The application will be scrutinised and posted to screen for objections over a week.
For verification, the Electoral Registration Officer will send a Booth Level Officer of the concerned polling area for field verification. The latter will visit your home address in India, as mentioned in the passport. He will enquire about the details and ask your relations residing in that address to verify the self attested copies of documents and give a declaration to the effect.
In case, you have no relatives in your home address or no relative is willing to give declaration for verification of documents, or if the officer is not satisfied with verification of documents by the relatives, the same documents will be sent for verification to the concerned Indian Mission in the country where you currently reside.
The final decision of the Electoral Registration Officer will reach you by post on the address in the foreign country specified in Form 6A, and also by SMS on the mobile number given in the form, if any.
Electoral rolls are also available on the website of the Chief Electoral Officer of the State concerned and can be seen by anybody.
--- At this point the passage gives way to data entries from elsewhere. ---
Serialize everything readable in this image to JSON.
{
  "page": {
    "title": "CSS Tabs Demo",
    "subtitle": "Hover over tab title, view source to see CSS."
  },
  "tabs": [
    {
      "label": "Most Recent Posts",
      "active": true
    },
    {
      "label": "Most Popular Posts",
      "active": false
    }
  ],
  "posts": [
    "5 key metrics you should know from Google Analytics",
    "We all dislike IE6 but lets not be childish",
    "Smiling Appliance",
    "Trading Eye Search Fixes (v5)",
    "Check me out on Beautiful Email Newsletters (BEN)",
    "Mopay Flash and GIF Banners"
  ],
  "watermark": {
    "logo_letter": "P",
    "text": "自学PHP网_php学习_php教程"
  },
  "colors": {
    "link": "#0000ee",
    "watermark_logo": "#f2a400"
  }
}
As an NRI, you will find your name in a separate section for “Overseas Electors.” This is the last section on the roll of that particular part/polling station area of the constituency that corresponds to your home address as in your passport.
Voting through proxy
The Representation of the People (Amendment) Bill 2017, which once enacted would permit NRIs to vote through a proxy in India, was passed in the Lok Sabha but is awaiting a nod in the Rajya Sabha.
If that happens by next month during the Budget session of Parliament, you may not even need to come to India to vote. This form of voting has been suggested as a “viable” option by the Election Commission for NRIs who cannot travel to India. However, it remains in the pipeline till the Rajya Sabha passes the law.
Once it is enacted into law, you will have to choose an adult relative or friend who is registered in your constituency and ask him/her to cast your vote along with his/her own.
While the process and rules are yet to be notified, it is likely that an application has to be made to an electoral officer, seeking permission for the identified proxy to cast a vote on your behalf.
Points to note for NRI voters
If you thought you could cast your vote outside India at an Indian Embassy, then perish that thought. You can’t. E-postal ballots are not permitted yet, although the EC is thinking of trying it for pilot constituencies at by-elections after the Lok Sabha polls.
Right now you can register and claim your Voter ID. After that, you will have to come down to cast your vote at your election booth in your constituency.
An overseas (NRI) elector is not issued an EPIC as he is allowed to cast his vote in an election in the constituency, in person at the polling station upon production of his original passport. Therefore, do not forget to bring your passport to the booth.
If you held an EPIC issued to you in the past as a voter in India, you must surrender that when you submit Form 6A.
Finally, will your party win the polls because of your vote? Maybe, or maybe not. But let it not be said that you did not try.